Insert a page object into the tree.

Parameters
  • new_page – Page object to insert.

  • after – Page number (zero-indexed) after which to insert the page.

Returns

A reference to the newly inserted page.

import_object(obj: pyhanko.pdf_utils.generic.PdfObject, obj_stream: Optional[pyhanko.pdf_utils.writer.ObjectStream] = None)pyhanko.pdf_utils.generic.PdfObject

Deep-copy an object into this writer, dealing with resolving indirect references in the process.

Parameters
  • obj – The object to import.

  • obj_stream

    The object stream to import objects into.

    Note

    Stream objects and bare references will not be put into the object stream; the standard forbids this.

Returns

The object as associated with this writer. If the input object was an indirect reference, a dictionary (incl. streams) or an array, the returned value will always be a new instance.

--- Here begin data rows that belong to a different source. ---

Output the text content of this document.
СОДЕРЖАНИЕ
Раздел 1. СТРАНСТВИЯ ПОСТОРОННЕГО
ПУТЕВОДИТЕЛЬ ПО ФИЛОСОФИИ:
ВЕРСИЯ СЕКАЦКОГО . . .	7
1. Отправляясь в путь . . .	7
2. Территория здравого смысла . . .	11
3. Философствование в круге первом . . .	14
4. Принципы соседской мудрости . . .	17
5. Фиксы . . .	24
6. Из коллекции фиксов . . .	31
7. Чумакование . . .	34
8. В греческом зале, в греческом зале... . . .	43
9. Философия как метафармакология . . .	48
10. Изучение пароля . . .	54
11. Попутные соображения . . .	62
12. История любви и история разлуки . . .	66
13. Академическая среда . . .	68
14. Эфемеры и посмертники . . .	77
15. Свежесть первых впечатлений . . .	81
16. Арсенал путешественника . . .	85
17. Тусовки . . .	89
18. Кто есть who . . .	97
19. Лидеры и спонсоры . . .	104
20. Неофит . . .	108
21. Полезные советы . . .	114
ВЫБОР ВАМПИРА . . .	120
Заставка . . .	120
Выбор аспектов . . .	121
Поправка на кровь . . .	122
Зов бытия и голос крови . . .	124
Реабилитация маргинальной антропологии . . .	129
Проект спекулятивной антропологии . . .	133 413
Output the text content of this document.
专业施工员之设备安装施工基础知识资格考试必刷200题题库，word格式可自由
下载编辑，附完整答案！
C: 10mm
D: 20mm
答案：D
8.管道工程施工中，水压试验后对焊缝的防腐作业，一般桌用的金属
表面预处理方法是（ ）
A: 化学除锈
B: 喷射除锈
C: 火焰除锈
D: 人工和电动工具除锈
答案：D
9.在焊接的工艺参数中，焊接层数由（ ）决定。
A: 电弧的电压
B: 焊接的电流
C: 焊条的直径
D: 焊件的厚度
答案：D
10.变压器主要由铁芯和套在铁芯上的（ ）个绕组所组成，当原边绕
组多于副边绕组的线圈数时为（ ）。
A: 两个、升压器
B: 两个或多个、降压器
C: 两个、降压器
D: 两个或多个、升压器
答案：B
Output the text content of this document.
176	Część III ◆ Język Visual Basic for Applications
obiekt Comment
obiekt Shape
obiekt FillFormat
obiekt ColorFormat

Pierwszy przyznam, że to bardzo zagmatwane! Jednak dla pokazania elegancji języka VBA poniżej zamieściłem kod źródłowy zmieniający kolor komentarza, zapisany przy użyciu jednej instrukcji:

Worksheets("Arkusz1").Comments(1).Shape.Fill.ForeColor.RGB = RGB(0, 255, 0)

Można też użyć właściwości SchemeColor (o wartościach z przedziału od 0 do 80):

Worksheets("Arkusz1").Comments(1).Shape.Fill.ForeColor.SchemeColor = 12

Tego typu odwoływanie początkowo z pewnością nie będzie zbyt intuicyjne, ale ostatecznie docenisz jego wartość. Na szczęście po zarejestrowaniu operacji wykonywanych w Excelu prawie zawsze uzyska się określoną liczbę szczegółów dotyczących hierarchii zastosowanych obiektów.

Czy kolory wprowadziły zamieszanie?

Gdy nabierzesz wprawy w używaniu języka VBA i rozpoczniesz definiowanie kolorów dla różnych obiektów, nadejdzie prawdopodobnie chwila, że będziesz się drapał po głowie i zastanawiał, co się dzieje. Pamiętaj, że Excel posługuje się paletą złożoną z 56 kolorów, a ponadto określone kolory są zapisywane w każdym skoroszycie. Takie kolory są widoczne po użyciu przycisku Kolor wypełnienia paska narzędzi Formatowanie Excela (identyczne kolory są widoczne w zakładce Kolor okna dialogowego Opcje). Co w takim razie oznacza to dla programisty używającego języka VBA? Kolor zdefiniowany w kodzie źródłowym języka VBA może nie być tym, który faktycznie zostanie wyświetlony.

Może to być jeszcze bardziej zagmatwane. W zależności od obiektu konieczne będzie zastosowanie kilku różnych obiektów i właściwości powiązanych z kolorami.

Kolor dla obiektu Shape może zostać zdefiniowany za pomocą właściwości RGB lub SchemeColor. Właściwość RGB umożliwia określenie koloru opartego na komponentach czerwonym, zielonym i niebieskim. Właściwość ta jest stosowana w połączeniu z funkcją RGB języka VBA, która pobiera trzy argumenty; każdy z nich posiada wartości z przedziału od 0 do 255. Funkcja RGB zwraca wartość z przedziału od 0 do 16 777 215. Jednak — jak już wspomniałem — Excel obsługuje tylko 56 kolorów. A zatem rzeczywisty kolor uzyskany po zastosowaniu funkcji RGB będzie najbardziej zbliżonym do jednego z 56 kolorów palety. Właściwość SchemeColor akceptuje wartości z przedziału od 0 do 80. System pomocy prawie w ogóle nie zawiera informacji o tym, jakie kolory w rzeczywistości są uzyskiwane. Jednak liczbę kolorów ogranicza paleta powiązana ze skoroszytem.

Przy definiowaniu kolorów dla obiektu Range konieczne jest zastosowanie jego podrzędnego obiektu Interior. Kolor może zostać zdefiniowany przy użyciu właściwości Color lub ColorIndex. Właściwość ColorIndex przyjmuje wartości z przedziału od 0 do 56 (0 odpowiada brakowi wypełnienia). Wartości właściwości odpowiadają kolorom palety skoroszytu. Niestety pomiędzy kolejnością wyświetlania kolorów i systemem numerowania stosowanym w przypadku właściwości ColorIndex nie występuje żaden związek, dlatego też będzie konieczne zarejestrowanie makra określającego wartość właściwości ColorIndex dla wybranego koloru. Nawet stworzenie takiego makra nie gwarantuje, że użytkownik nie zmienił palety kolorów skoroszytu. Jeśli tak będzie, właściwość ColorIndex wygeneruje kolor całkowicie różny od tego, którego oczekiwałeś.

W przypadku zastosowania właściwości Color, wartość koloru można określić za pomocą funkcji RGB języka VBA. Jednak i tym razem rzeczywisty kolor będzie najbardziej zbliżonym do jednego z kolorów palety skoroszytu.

import_page_as_xobject(other: pyhanko.pdf_utils.rw_common.PdfHandler, page_ix=0, content_stream=0, inherit_filters=True)

Import a page content stream from some other PdfHandler into the current one as a form XObject.

Parameters
  • other – A PdfHandler

  • page_ix – Index of the page to copy (default: 0)

  • content_stream – Index of the page’s content stream to copy, if multiple are present (default: 0)

  • inherit_filters – Inherit the content stream’s filters, if present.

Returns

An IndirectObject referring to the page object as added to the current reader.

class pyhanko.pdf_utils.writer.PageObject(contents, media_box, resources=None)

Bases: pyhanko.pdf_utils.generic.DictionaryObject

Subclass of DictionaryObject that handles some of the initialisation boilerplate for page objects.

class pyhanko.pdf_utils.writer.PdfFileWriter(stream_xrefs=True)

Bases: pyhanko.pdf_utils.writer.BasePdfFileWriter

Class to write new PDF files.

stream_xrefs: bool

Boolean controlling whether or not the output file will contain its cross-references in stream format, or as a classical XRef table.

The default for new files is True. For incremental updates, the writer adapts to the system used in the previous iteration of the document (as mandated by the standard).

object_streams: List[pyhanko.pdf_utils.writer.ObjectStream]
pyhanko.pdf_utils.writer.init_xobject_dictionary(command_stream: bytes, box_width, box_height, resources: Optional[pyhanko.pdf_utils.generic.DictionaryObject] = None)pyhanko.pdf_utils.generic.StreamObject

Helper function to initialise form XObject dictionaries.

Note

For utilities to handle image XObjects, see images.

Parameters
  • command_stream – The XObject’s raw appearance stream.

  • box_width – The width of the XObject’s bounding box.

  • box_height – The height of the XObject’s bounding box.

  • resources – A resource dictionary to include with the form object.

Returns

A StreamObject representation of the form XObject.